素浪人月影兵庫
先日よりCS東映チャンネルで、近衛十四郎の素浪人シリーズの第1弾である「素浪人月影兵庫」が始まった。素浪人シリーズは四作品あるが、個人的に見ていたのはおそらく「花山大吉」や「いただき勘兵衛」だったようで、「月影兵庫」を見るのは多分初めてだと思う。これには第1シリーズ(65年10月~66年4月)と第2シリーズ(67年1月~68年12月)が存在していたのも初耳で、今放映されているのは貴重な第1シリーズである。近衛の相棒といえば、品川隆二扮する焼津の半次だが、当初からその掛け合いはあるのだが、それほどコメディぽかったわけではない。というより、この第1シリーズにかぎって言えば、かなりシリアスな路線だったといえるようだ。もともと品川は二枚目路線の人なのだが、半次を見たあとで二枚目な品川を見るととても違和感を感じてしまう。品川も半次みたいな役ばかり来るようになったということもあり、決して好きな役ではなかったと語っている。

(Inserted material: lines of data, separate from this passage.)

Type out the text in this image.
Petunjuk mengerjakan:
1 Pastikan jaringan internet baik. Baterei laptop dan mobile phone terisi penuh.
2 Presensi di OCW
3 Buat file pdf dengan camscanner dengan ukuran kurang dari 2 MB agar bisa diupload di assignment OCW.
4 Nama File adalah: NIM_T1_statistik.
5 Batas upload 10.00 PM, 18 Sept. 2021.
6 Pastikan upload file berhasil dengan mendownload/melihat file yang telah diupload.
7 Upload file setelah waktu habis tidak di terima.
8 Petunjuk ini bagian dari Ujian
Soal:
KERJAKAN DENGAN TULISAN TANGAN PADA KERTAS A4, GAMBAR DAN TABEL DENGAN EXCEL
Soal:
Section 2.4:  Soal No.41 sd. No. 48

さて、第7話「赤鞘だけが知っていた」が個人的に面白かったので紹介したい。これは簡単にいえば、兵庫が武芸者揃いの五兄弟に勝負を挑まれ死闘の末、彼らを倒すというものだが、その五兄弟の顔ぶれが、尾上鯉之助、千葉敏郎、堀田真三、宍戸大全、大里健太郎(役柄上の兄弟順)というもので、名の知られた面々が並んでいる。千葉敏郎は以前にも書いたが腕の立つ浪人をやらせれば、右に出るものはいないと勝手に思っている役者で、ここでも剣の達人だ。宍戸大全は役者としてよりスタッフとして名を見かけることが多い、スタントの人である。必殺シリーズでは「特技」という肩書きでその名を連ねていた。今回は手裏剣担当。尾上鯉之助と大里健太郎は59年の映画「里見八犬傳」で、八剣士のメンバーとして里見浩太郎や伏見扇太郎とその名を連ねていた役者だ。尾上などは主演映画も製作されたのだが、さほど人気を得られず脇にまわり、この頃(四年ほどしかたっていないが)には太ってしまい悪役を演じるようになっていた。そして堀田真三(当時は脇中昭夫)だが、この時はデビュー直後で当時まだ20歳だったはずだが三男坊の役である。ドスの利いた声は当時からで、妙に貫禄がある。ちなみに千葉は38歳、年下役の宍戸は35歳、尾上は32歳、大里は不明だがおそらく尾上と同じくらい。つまり堀田だけ10歳以上離れていた新人役者だったのだが、ベテランたちに混じっていても違和感はなかった。ラストの四兄弟との死闘(大里は冒頭で斬られている)も、中々迫力があり長兄役の尾上が最後の相手となるだろうと思いきや、一番に斬られるという展開も意表をついていた。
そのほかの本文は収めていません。